Weekend Reads
- “A vast network of fringe Hindu groups loosely linked to the BJP and RSS operates hundreds of public and private social media groups and pages that drum up support for Hindutva causes,” writes Shweta Desai in Article 14 on the online mob that forced Tanishq to withdraw its ad reflecting communal harmony in India. “Anti-Islamic videos and membership drives create an army of supporters prepped to transition to real-life communal violence.”
- “Many still refuse to face the racism and communalism that has permeated and flourished in recent years across virtually all facets of Indian society,” writes Rana Ayyub in the Washington Post on the same topic. “Now the ad has been censored and wiped out from our imagination under a flood of violence, exposing the moral deterioration in our country.”
- India and China are discussing a disengagement plan in Ladakh that could see both sides step back from their positions – providing relief to soldiers ahead of the cold, inhospitable winter, but effectively delivering a new status quo to Beijing. Ajai Shukla reports in the Business Standard on how the Chinese side has even explained how New Delhi could sell the move to a domestic audience.
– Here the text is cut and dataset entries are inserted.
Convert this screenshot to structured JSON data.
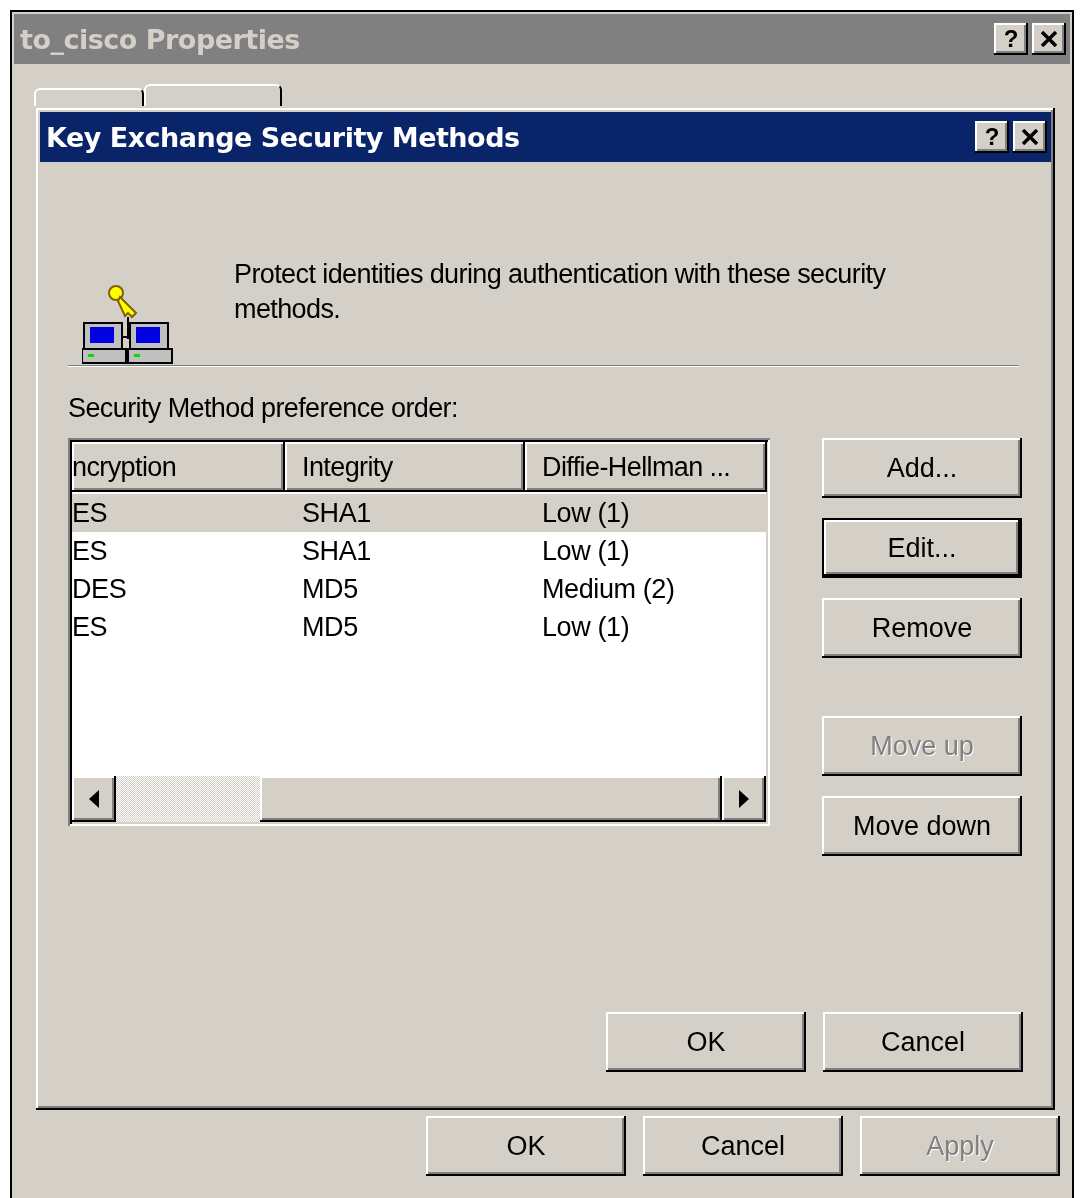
{
  "outer_window": {
    "title": "to_cisco Properties",
    "active": false,
    "help_glyph": "?",
    "tabs": [
      {
        "selected": false
      },
      {
        "selected": true
      }
    ],
    "buttons": [
      {
        "label": "OK",
        "disabled": false
      },
      {
        "label": "Cancel",
        "disabled": false
      },
      {
        "label": "Apply",
        "disabled": true
      }
    ]
  },
  "dialog": {
    "title": "Key Exchange Security Methods",
    "active": true,
    "help_glyph": "?",
    "description": "Protect identities during authentication with these security methods.",
    "list_label": "Security Method preference order:",
    "table": {
      "columns": [
        "ncryption",
        "Integrity",
        "Diffie-Hellman ..."
      ],
      "rows": [
        {
          "cells": [
            "ES",
            "SHA1",
            "Low (1)"
          ],
          "selected": true
        },
        {
          "cells": [
            "ES",
            "SHA1",
            "Low (1)"
          ],
          "selected": false
        },
        {
          "cells": [
            "DES",
            "MD5",
            "Medium (2)"
          ],
          "selected": false
        },
        {
          "cells": [
            "ES",
            "MD5",
            "Low (1)"
          ],
          "selected": false
        }
      ]
    },
    "side_buttons": [
      {
        "label": "Add...",
        "disabled": false,
        "default": false
      },
      {
        "label": "Edit...",
        "disabled": false,
        "default": true
      },
      {
        "label": "Remove",
        "disabled": false,
        "default": false
      },
      {
        "label": "Move up",
        "disabled": true,
        "default": false
      },
      {
        "label": "Move down",
        "disabled": false,
        "default": false
      }
    ],
    "buttons": [
      {
        "label": "OK",
        "disabled": false
      },
      {
        "label": "Cancel",
        "disabled": false
      }
    ]
  }
}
- “The true character of a state is perhaps best exposed by its choice of enemies. In its latest strike, the entire might of the state has converged on an 83-year-old Jesuit priest, who has devoted his life to struggling with the most oppressed among the Indian people – the Adivasis – against corporate and state power,” writes Harsh Mander in the Indian Express on the recently arrested Stan Swamy. “The government leaves no doubt about who it despises and fears. And who it stands with.”
- Sheela Bhatt says in Gulf News that there is an urgent need for the Indian National Congress to resurrect the sentiment that drove its popularity around the country, if there is to be any hope of reinvigorating the Opposition.
- Unemployment might be an even bigger problem in Bihar than it is all over India, explaining why everyone in the state is promising jobs ahead of the elections, write Abhishek Jha and Roshan Kishore in the Hindustan Times.
- “The #MeToo movement has hit a nerve among Iran’s women,” reports Farnaz Fassihi in the New York Times. “Now accusations against a politically connected celebrity artist are testing the movement in a sexually conservative society dominated by men.”
- A Russian mayor propped up the woman who cleaned city hall as his opponent in a local election to make it seem like there was some opposition. Then, Andrew E Kramer writes in the New York Times, she won.